Love and Empathy for the Oppressed: Remembering Yūko Tsushima
I met Yūko Tsushima when we were introduced by Kenji Nakagami in the late 1970s.
They had been members together of the group that produced the small literary magazine Bungei Shuto. It surprised me to learn that she kept the fact that she was writing fiction secret from her mother. She wouldn’t allow the magazine to be mailed to her; she collected her copy in person. She was also hiding the fact that Osamu Dazai was her father from her fellow members of the group. In other words, she went to extraordinary lengths to cancel out the conditions one would think would be to her advantage in becoming a writer and to start out instead as an ordinary person. In fact, you might say this shaped her writing. Yet I often felt that her ability to tell stories was probably a gift inherited from her father.
I always thought of Yūko Tsushima in relation to Kenji Nakagami. If Nakagami was a younger brother to me, Tsushima was a younger sister. In 1991, I joined the two of them in a gathering of writers opposed to the Gulf War. But Nakagami died a year later. Since then, apart from editing his complete works, I have not been active in the literary field. It was after that point, however, that Yūko Tsushima became a special figure to me.
Perhaps I saw her as a stand-in for Nakagami. She was in fact not unlike him, as an author who wrote about marginal beings—illegitimate children, orphans, people with disabilities, ethnic minorities, animals. She was a writer who had empathy and a deep love for the oppressed. And she was active on their behalf in many parts of the world. For example, she once taught a course at a French university about the literature of the Ainu.
But Yūko Tsushima was more than a stand-in for Kenji Nakagami.

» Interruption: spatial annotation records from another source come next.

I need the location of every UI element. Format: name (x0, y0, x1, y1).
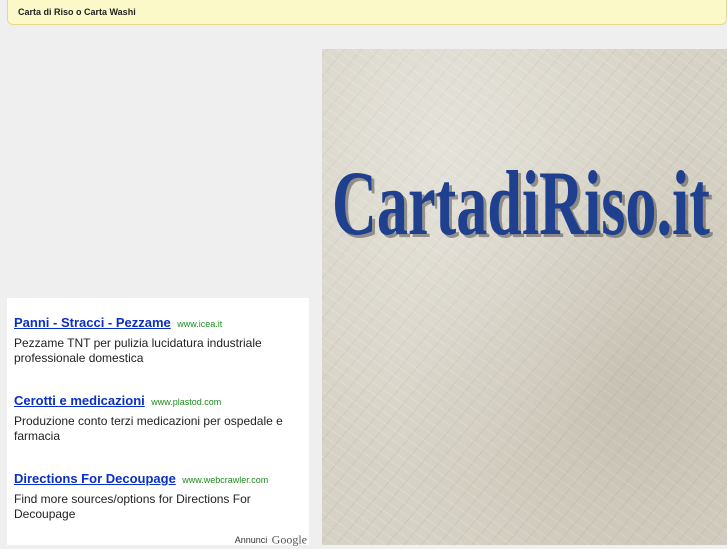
ad-description: Find more sources/options for Directions… (14, 492, 251, 521)
ad-url[interactable]: www.webcrawler.com (182, 475, 268, 485)
ad-description: Produzione conto terzi medicazioni per o… (14, 414, 283, 443)
ad-item: Directions For Decoupage www.webcrawler.… (14, 470, 306, 522)
ad-title-link[interactable]: Directions For Decoupage (14, 471, 176, 486)
ad-url[interactable]: www.icea.it (177, 319, 222, 329)
ad-title-link[interactable]: Cerotti e medicazioni (14, 393, 145, 408)
sponsored-links-panel: Panni - Stracci - Pezzame www.icea.it Pe… (7, 298, 309, 547)
site-logo-text: CartadiRiso.it (332, 152, 710, 251)
top-banner: Carta di Riso o Carta Washi (7, 0, 727, 25)
ad-item: Cerotti e medicazioni www.plastod.com Pr… (14, 392, 306, 444)
google-logo: Google (271, 532, 307, 547)
ads-by-google[interactable]: Annunci Google (234, 531, 307, 547)
ad-description: Pezzame TNT per pulizia lucidatura indus… (14, 336, 262, 365)
hero-image: CartadiRiso.it CartadiRiso.it (322, 49, 727, 545)
site-logo[interactable]: CartadiRiso.it CartadiRiso.it (332, 151, 724, 251)
ad-url[interactable]: www.plastod.com (151, 397, 221, 407)
page-title: Carta di Riso o Carta Washi (18, 7, 136, 17)
ad-item: Panni - Stracci - Pezzame www.icea.it Pe… (14, 314, 306, 366)
ad-title-link[interactable]: Panni - Stracci - Pezzame (14, 315, 171, 330)
ads-label: Annunci (234, 534, 268, 545)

I looked on in amazement as, in recent years, one after another, she developed styles that were each different from anything she had written previously. The book I especially admired is Ōgon no yume no uta (Golden Dream Songs; 2010), because it coincided perfectly with my own Sekaishi no kōzō (The Structure of World History; 2010). And then last year there was Jakka Dofuni (Jakka Dukhuni; serialized in Subaru magazine), a work that has no parallel in the history of world literature. With a streak like that, she had me wondering what on earth she would write next.

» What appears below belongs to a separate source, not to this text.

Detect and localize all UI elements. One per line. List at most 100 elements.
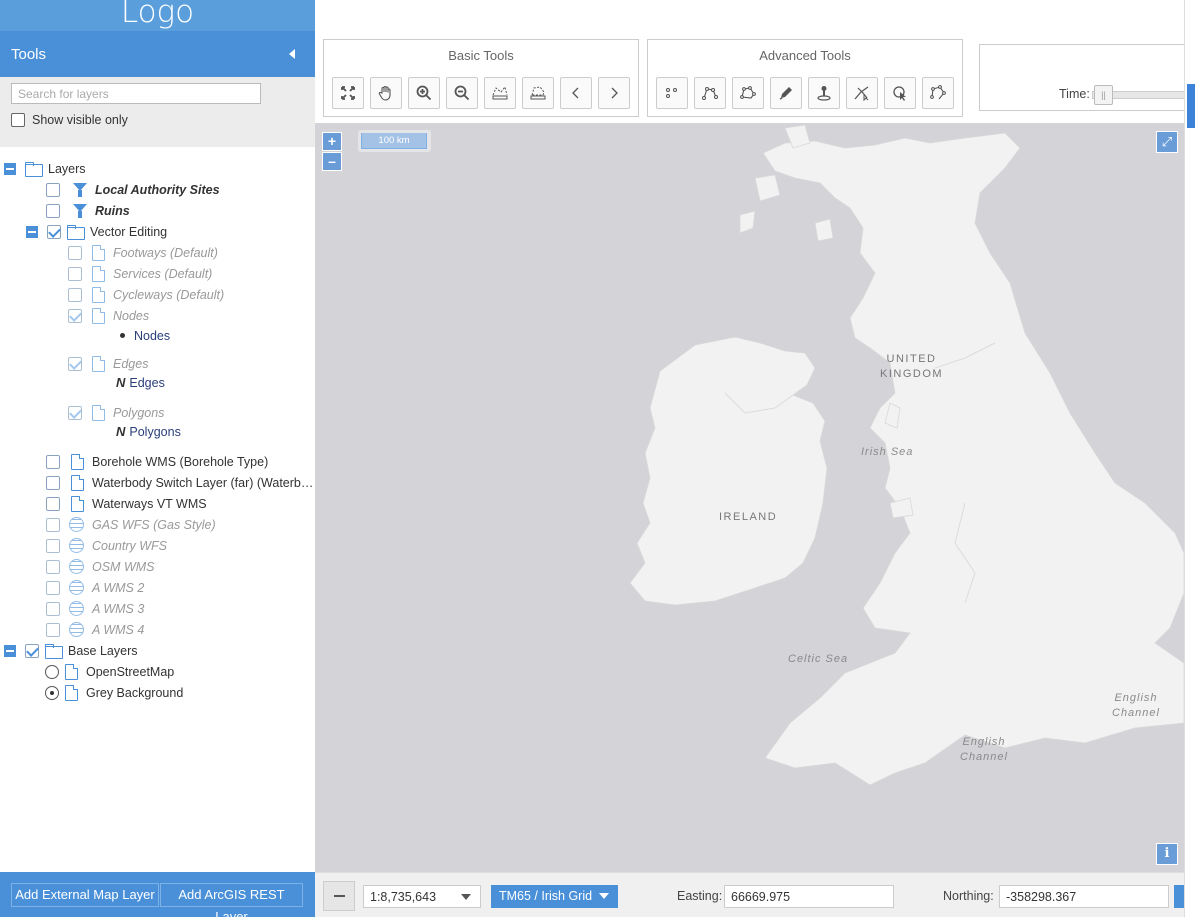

It is not well known in Japan that Yūko Tsushima was a strong candidate for the Nobel Prize in Literature. She wrote a wide variety of works that were entirely worthy of the award, and she was active internationally. If only she had lived a little longer, she would probably have won. Also, I walked with her a number of times in demonstrations against nuclear power in front of the Diet. It is sad to think that I can’t do that any more.